I’ve been developing a Poisson Regression model with the capabilities to incrementally update the posterior as new data becomes available (online learning).

I’ve been using @davidbrochart Updating Priors notebook as a guide for how to do this in pymc3. I’ve attached an example to this post.

The problem I’m having is that although the initial sampling takes 1 to 2 seconds (on 100 data points) - when new data is fed in this jumps to about 15 seconds per new data point (I’m feeding in just 1 new point for each update of the posterior). I’ve run this on a more powerful virtual machine (non-gpu) and the minimum I’ve got it down to is 6-10 seconds.
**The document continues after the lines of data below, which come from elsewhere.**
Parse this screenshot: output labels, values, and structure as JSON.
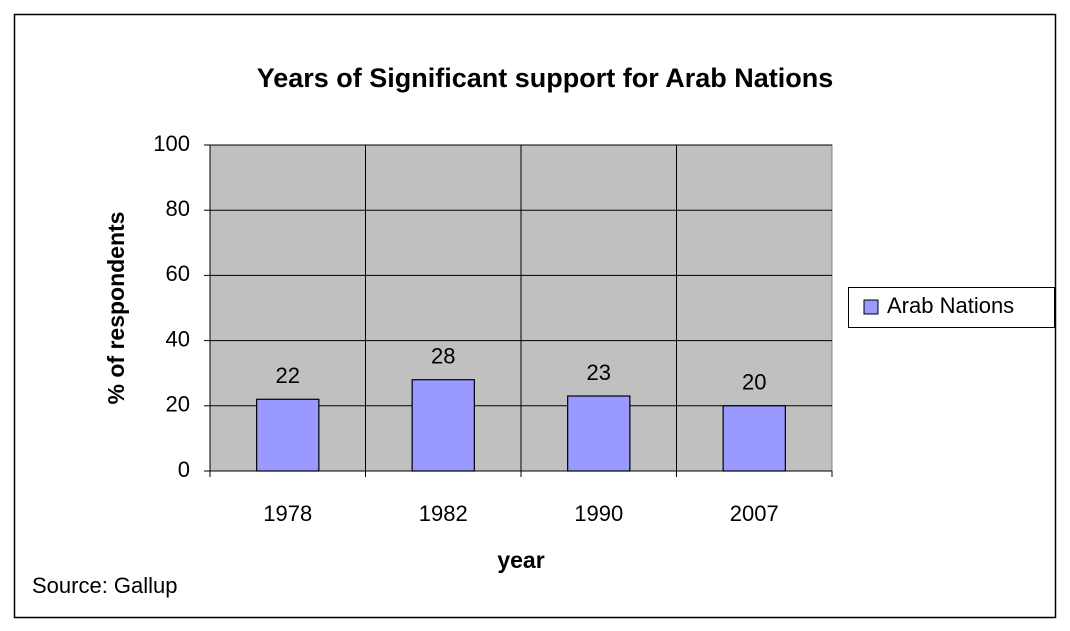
{
  "chart_data": {
    "type": "bar",
    "title": "Years of Significant support for Arab Nations",
    "categories": [
      "1978",
      "1982",
      "1990",
      "2007"
    ],
    "series": [
      {
        "name": "Arab Nations",
        "color": "#9999ff",
        "values": [
          22,
          28,
          23,
          20
        ]
      }
    ],
    "ylim": [
      0,
      100
    ],
    "yticks": [
      0,
      20,
      40,
      60,
      80,
      100
    ],
    "grid": true,
    "xlabel": "year",
    "ylabel": "% of respondents",
    "source": "Source: Gallup",
    "legend": "right",
    "plot_background": "#c0c0c0"
  }
}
I’m wondering is there something I’m missing that could help quicken the updates? It seems like a lot of effort is spent initialising a new model every time - is there a way to by-pass this given that we’ve just run a similar model?

Super appreciate any help on this.

Thanks.
poisson_regression_online_learning.py (3.7 KB)
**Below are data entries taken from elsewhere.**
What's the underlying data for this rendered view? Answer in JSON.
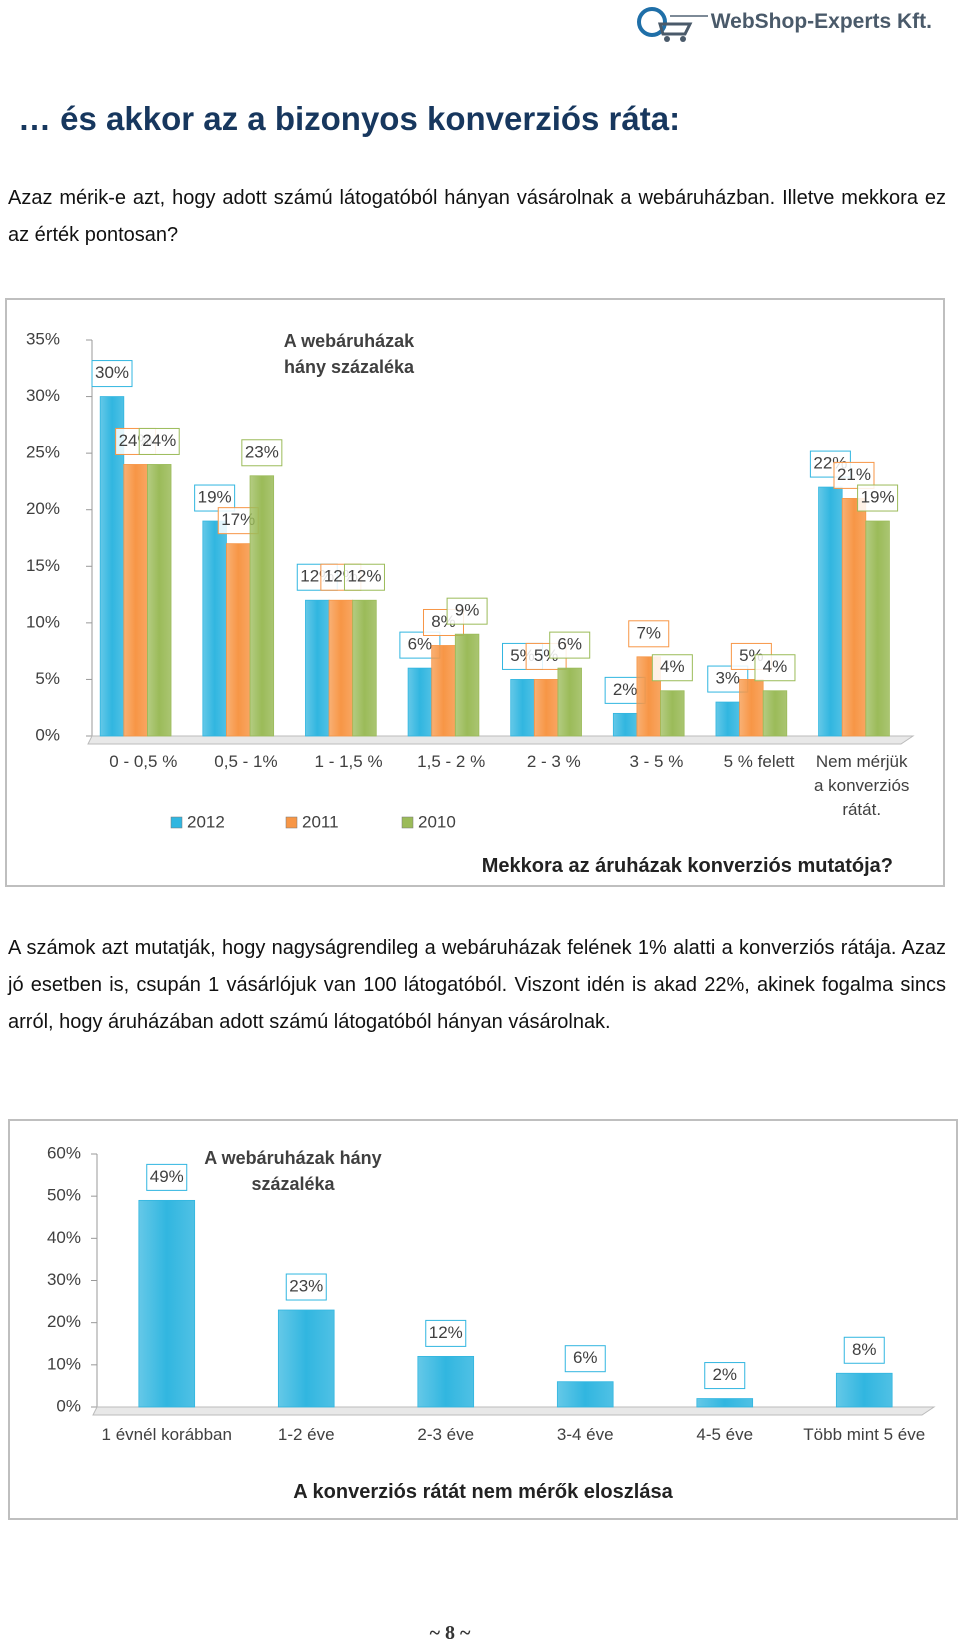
{
  "header": {
    "logo_text": "WebShop-Experts Kft."
  },
  "heading": "… és akkor az a bizonyos konverziós ráta:",
  "paragraphs": [
    "Azaz mérik-e azt, hogy adott számú látogatóból hányan vásárolnak a webáruházban. Illetve mekkora ez az érték pontosan?",
    "A számok azt mutatják, hogy nagyságrendileg a webáruházak felének 1% alatti a konverziós rátája. Azaz jó esetben is, csupán 1 vásárlójuk van 100 látogatóból. Viszont idén is akad 22%, akinek fogalma sincs arról, hogy áruházában adott számú látogatóból hányan vásárolnak."
  ],
  "chart_data": [
    {
      "type": "bar",
      "annotation": "A webáruházak hány százaléka",
      "x_title": "Mekkora az áruházak konverziós mutatója?",
      "categories": [
        "0 - 0,5 %",
        "0,5 - 1%",
        "1 - 1,5 %",
        "1,5 - 2 %",
        "2 - 3 %",
        "3 - 5 %",
        "5 % felett",
        "Nem mérjük a konverziós rátát."
      ],
      "series": [
        {
          "name": "2012",
          "color": "#31b6e0",
          "values": [
            30,
            19,
            12,
            6,
            5,
            2,
            3,
            22
          ],
          "value_labels": [
            "30%",
            "19%",
            "12%",
            "6%",
            "5%",
            "2%",
            "3%",
            "22%"
          ]
        },
        {
          "name": "2011",
          "color": "#f79646",
          "values": [
            24,
            17,
            12,
            8,
            5,
            7,
            5,
            21
          ],
          "value_labels": [
            "24%",
            "17%",
            "12%",
            "8%",
            "5%",
            "7%",
            "5%",
            "21%"
          ]
        },
        {
          "name": "2010",
          "color": "#9bbb59",
          "values": [
            24,
            23,
            12,
            9,
            6,
            4,
            4,
            19
          ],
          "value_labels": [
            "24%",
            "23%",
            "12%",
            "9%",
            "6%",
            "4%",
            "4%",
            "19%"
          ]
        }
      ],
      "ylim": [
        0,
        35
      ],
      "yticks": [
        {
          "value": 0,
          "label": "0%"
        },
        {
          "value": 5,
          "label": "5%"
        },
        {
          "value": 10,
          "label": "10%"
        },
        {
          "value": 15,
          "label": "15%"
        },
        {
          "value": 20,
          "label": "20%"
        },
        {
          "value": 25,
          "label": "25%"
        },
        {
          "value": 30,
          "label": "30%"
        },
        {
          "value": 35,
          "label": "35%"
        }
      ],
      "legend": "bottom"
    },
    {
      "type": "bar",
      "annotation": "A webáruházak hány százaléka",
      "x_title": "A konverziós rátát nem mérők eloszlása",
      "categories": [
        "1 évnél korábban",
        "1-2 éve",
        "2-3 éve",
        "3-4 éve",
        "4-5 éve",
        "Több mint 5 éve"
      ],
      "values": [
        49,
        23,
        12,
        6,
        2,
        8
      ],
      "value_labels": [
        "49%",
        "23%",
        "12%",
        "6%",
        "2%",
        "8%"
      ],
      "color": "#31b6e0",
      "ylim": [
        0,
        60
      ],
      "yticks": [
        {
          "value": 0,
          "label": "0%"
        },
        {
          "value": 10,
          "label": "10%"
        },
        {
          "value": 20,
          "label": "20%"
        },
        {
          "value": 30,
          "label": "30%"
        },
        {
          "value": 40,
          "label": "40%"
        },
        {
          "value": 50,
          "label": "50%"
        },
        {
          "value": 60,
          "label": "60%"
        }
      ]
    }
  ],
  "footer": {
    "page_number": "~ 8 ~"
  }
}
The pymc3 way: Linear regression and inferring given posterior/trace
#2

I had a look at your code. Unfortunately, I dont see much more room to improve the speed, as the Interpolation rv always need to reinitialized, and the bottom neck in the evaluation of scipy Spline smooth function is also difficult to improve without rewriting everything in theano.
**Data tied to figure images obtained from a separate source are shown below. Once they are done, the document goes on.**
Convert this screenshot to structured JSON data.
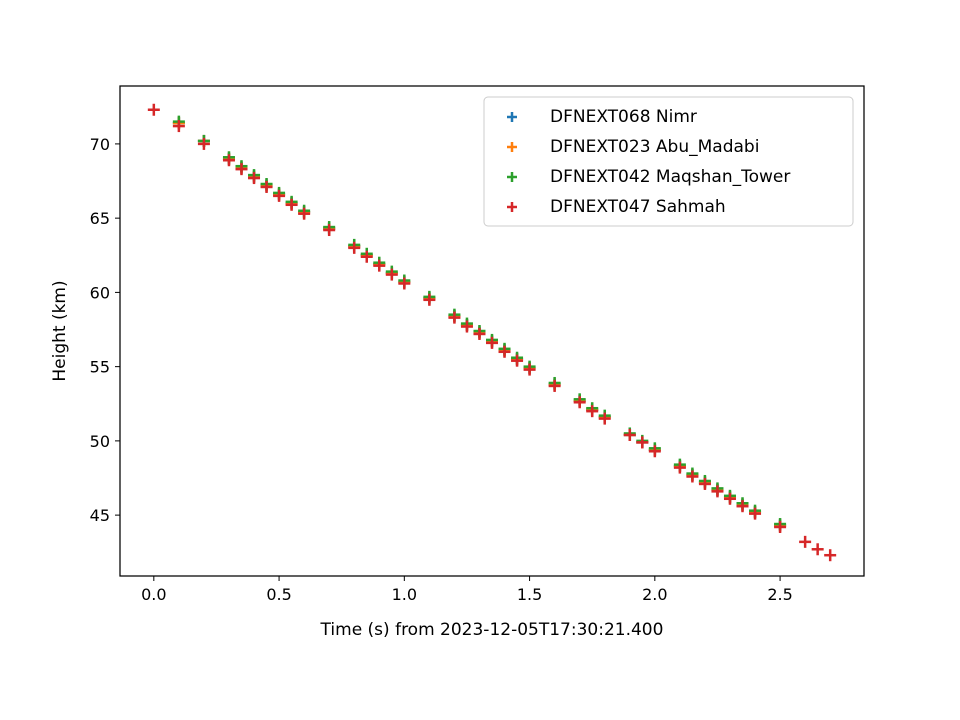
{
  "chart_data": {
    "type": "scatter",
    "title": "",
    "xlabel": "Time (s) from 2023-12-05T17:30:21.400",
    "ylabel": "Height (km)",
    "xlim": [
      -0.135,
      2.835
    ],
    "ylim": [
      40.9,
      73.9
    ],
    "xticks": [
      0.0,
      0.5,
      1.0,
      1.5,
      2.0,
      2.5
    ],
    "xtick_labels": [
      "0.0",
      "0.5",
      "1.0",
      "1.5",
      "2.0",
      "2.5"
    ],
    "yticks": [
      45,
      50,
      55,
      60,
      65,
      70
    ],
    "ytick_labels": [
      "45",
      "50",
      "55",
      "60",
      "65",
      "70"
    ],
    "grid": false,
    "marker": "+",
    "legend_position": "top-right",
    "series": [
      {
        "name": "DFNEXT068 Nimr",
        "color": "#1f77b4",
        "points": [
          [
            0.1,
            71.4
          ],
          [
            0.2,
            70.2
          ],
          [
            0.3,
            69.0
          ],
          [
            0.35,
            68.4
          ],
          [
            0.4,
            67.8
          ],
          [
            0.45,
            67.2
          ],
          [
            0.5,
            66.6
          ],
          [
            0.55,
            66.0
          ],
          [
            0.6,
            65.4
          ],
          [
            0.7,
            64.3
          ],
          [
            0.8,
            63.1
          ],
          [
            0.85,
            62.5
          ],
          [
            0.9,
            61.9
          ],
          [
            0.95,
            61.3
          ],
          [
            1.0,
            60.7
          ],
          [
            1.1,
            59.6
          ],
          [
            1.2,
            58.4
          ],
          [
            1.25,
            57.8
          ],
          [
            1.3,
            57.3
          ],
          [
            1.35,
            56.7
          ],
          [
            1.4,
            56.1
          ],
          [
            1.45,
            55.5
          ],
          [
            1.5,
            54.9
          ],
          [
            1.6,
            53.8
          ],
          [
            1.7,
            52.7
          ],
          [
            1.75,
            52.1
          ],
          [
            1.8,
            51.6
          ],
          [
            1.9,
            50.4
          ],
          [
            1.95,
            49.9
          ],
          [
            2.0,
            49.4
          ],
          [
            2.1,
            48.3
          ],
          [
            2.15,
            47.7
          ],
          [
            2.2,
            47.2
          ],
          [
            2.25,
            46.7
          ],
          [
            2.3,
            46.2
          ],
          [
            2.35,
            45.7
          ],
          [
            2.4,
            45.2
          ],
          [
            2.5,
            44.3
          ]
        ]
      },
      {
        "name": "DFNEXT023 Abu_Madabi",
        "color": "#ff7f0e",
        "points": [
          [
            0.1,
            71.4
          ],
          [
            0.2,
            70.2
          ],
          [
            0.3,
            69.0
          ],
          [
            0.35,
            68.4
          ],
          [
            0.4,
            67.8
          ],
          [
            0.45,
            67.2
          ],
          [
            0.5,
            66.6
          ],
          [
            0.55,
            66.0
          ],
          [
            0.6,
            65.4
          ],
          [
            0.7,
            64.3
          ],
          [
            0.8,
            63.1
          ],
          [
            0.85,
            62.5
          ],
          [
            0.9,
            61.9
          ],
          [
            0.95,
            61.3
          ],
          [
            1.0,
            60.7
          ],
          [
            1.1,
            59.6
          ],
          [
            1.2,
            58.4
          ],
          [
            1.25,
            57.8
          ],
          [
            1.3,
            57.3
          ],
          [
            1.35,
            56.7
          ],
          [
            1.4,
            56.1
          ],
          [
            1.45,
            55.5
          ],
          [
            1.5,
            54.9
          ],
          [
            1.6,
            53.8
          ],
          [
            1.7,
            52.7
          ],
          [
            1.75,
            52.1
          ],
          [
            1.8,
            51.6
          ],
          [
            1.9,
            50.4
          ],
          [
            1.95,
            49.9
          ],
          [
            2.0,
            49.4
          ],
          [
            2.1,
            48.3
          ],
          [
            2.15,
            47.7
          ],
          [
            2.2,
            47.2
          ],
          [
            2.25,
            46.7
          ],
          [
            2.3,
            46.2
          ],
          [
            2.35,
            45.7
          ],
          [
            2.4,
            45.2
          ],
          [
            2.5,
            44.3
          ]
        ]
      },
      {
        "name": "DFNEXT042 Maqshan_Tower",
        "color": "#2ca02c",
        "points": [
          [
            0.1,
            71.5
          ],
          [
            0.2,
            70.2
          ],
          [
            0.3,
            69.1
          ],
          [
            0.35,
            68.5
          ],
          [
            0.4,
            67.9
          ],
          [
            0.45,
            67.3
          ],
          [
            0.5,
            66.7
          ],
          [
            0.55,
            66.1
          ],
          [
            0.6,
            65.5
          ],
          [
            0.7,
            64.4
          ],
          [
            0.8,
            63.2
          ],
          [
            0.85,
            62.6
          ],
          [
            0.9,
            62.0
          ],
          [
            0.95,
            61.4
          ],
          [
            1.0,
            60.8
          ],
          [
            1.1,
            59.7
          ],
          [
            1.2,
            58.5
          ],
          [
            1.25,
            57.9
          ],
          [
            1.3,
            57.4
          ],
          [
            1.35,
            56.8
          ],
          [
            1.4,
            56.2
          ],
          [
            1.45,
            55.6
          ],
          [
            1.5,
            55.0
          ],
          [
            1.6,
            53.9
          ],
          [
            1.7,
            52.8
          ],
          [
            1.75,
            52.2
          ],
          [
            1.8,
            51.7
          ],
          [
            1.9,
            50.5
          ],
          [
            1.95,
            50.0
          ],
          [
            2.0,
            49.5
          ],
          [
            2.1,
            48.4
          ],
          [
            2.15,
            47.8
          ],
          [
            2.2,
            47.3
          ],
          [
            2.25,
            46.8
          ],
          [
            2.3,
            46.3
          ],
          [
            2.35,
            45.8
          ],
          [
            2.4,
            45.3
          ],
          [
            2.5,
            44.4
          ]
        ]
      },
      {
        "name": "DFNEXT047 Sahmah",
        "color": "#d62728",
        "points": [
          [
            0.0,
            72.3
          ],
          [
            0.1,
            71.2
          ],
          [
            0.2,
            70.0
          ],
          [
            0.3,
            68.9
          ],
          [
            0.35,
            68.3
          ],
          [
            0.4,
            67.7
          ],
          [
            0.45,
            67.1
          ],
          [
            0.5,
            66.5
          ],
          [
            0.55,
            65.9
          ],
          [
            0.6,
            65.3
          ],
          [
            0.7,
            64.2
          ],
          [
            0.8,
            63.0
          ],
          [
            0.85,
            62.4
          ],
          [
            0.9,
            61.8
          ],
          [
            0.95,
            61.2
          ],
          [
            1.0,
            60.6
          ],
          [
            1.1,
            59.5
          ],
          [
            1.2,
            58.3
          ],
          [
            1.25,
            57.7
          ],
          [
            1.3,
            57.2
          ],
          [
            1.35,
            56.6
          ],
          [
            1.4,
            56.0
          ],
          [
            1.45,
            55.4
          ],
          [
            1.5,
            54.8
          ],
          [
            1.6,
            53.7
          ],
          [
            1.7,
            52.6
          ],
          [
            1.75,
            52.0
          ],
          [
            1.8,
            51.5
          ],
          [
            1.9,
            50.4
          ],
          [
            1.95,
            49.9
          ],
          [
            2.0,
            49.3
          ],
          [
            2.1,
            48.2
          ],
          [
            2.15,
            47.6
          ],
          [
            2.2,
            47.1
          ],
          [
            2.25,
            46.6
          ],
          [
            2.3,
            46.1
          ],
          [
            2.35,
            45.6
          ],
          [
            2.4,
            45.1
          ],
          [
            2.5,
            44.2
          ],
          [
            2.6,
            43.2
          ],
          [
            2.65,
            42.7
          ],
          [
            2.7,
            42.3
          ]
        ]
      }
    ]
  }
}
Alternatively, if you are happy with using some other distribution as an approximation, it would simplify the code a lot:

new_data = pd.DataFrame(data=[generate_data() for _ in range(1)], columns=generate_data().keys())
output_shared = theano.shared(new_data['output'].values)
x1_shared = theano.shared(new_data['x1'].values)
    
mu0 = theano.shared(trace['alpha_0'].mean(), name='hyper_mu0')
sd0 = theano.shared(trace['alpha_0'].std(), name='hyper_sd0')
mu1 = theano.shared(trace['alpha_1'].mean(), name='hyper_mu1')
sd1 = theano.shared(trace['alpha_1'].std(), name='hyper_sd1')

with pm.Model() as update_model:
    alpha_0 = pm.StudentT('alpha_0', mu=mu0, sd=sd0, nu=1, testval=0.)
    alpha_1 = pm.StudentT('alpha_1', mu=mu1, sd=sd1, nu=1, testval=0.)
    theta = (alpha_0 + alpha_1 * x1_shared)

    likelihood = pm.Poisson(
        'output',
        mu=np.exp(theta),
        observed=output_shared,
    )
    trace = pm.sample(1000)
    traces.append(trace)
    
for _ in range(1, 10):
    new_data = pd.DataFrame(data=[generate_data() for _ in range(1)], columns=generate_data().keys())
    output_shared.set_value(new_data['output'].values)
    x1_shared.set_value(new_data['x1'].values)
    mu0.set_value(trace['alpha_0'].mean())
    sd0.set_value(trace['alpha_0'].std())
    mu1.set_value(trace['alpha_1'].mean())
    sd1.set_value(trace['alpha_1'].std())
    
    with update_model:
        trace = pm.sample(1000)
        traces.append(trace)

Updating multivariate priors
Drawing from posterior of a Multivariate Distribution
Updating priors for Gaussian Mixture Model
#3

Thanks for looking at the code. To be honest your code changes has dropeed runtime per update from 15s down to a few seconds - so pretty awesome speedup in any case! Shame about the other bottlenecks though - figured not much can be done if it comes from elsewhere.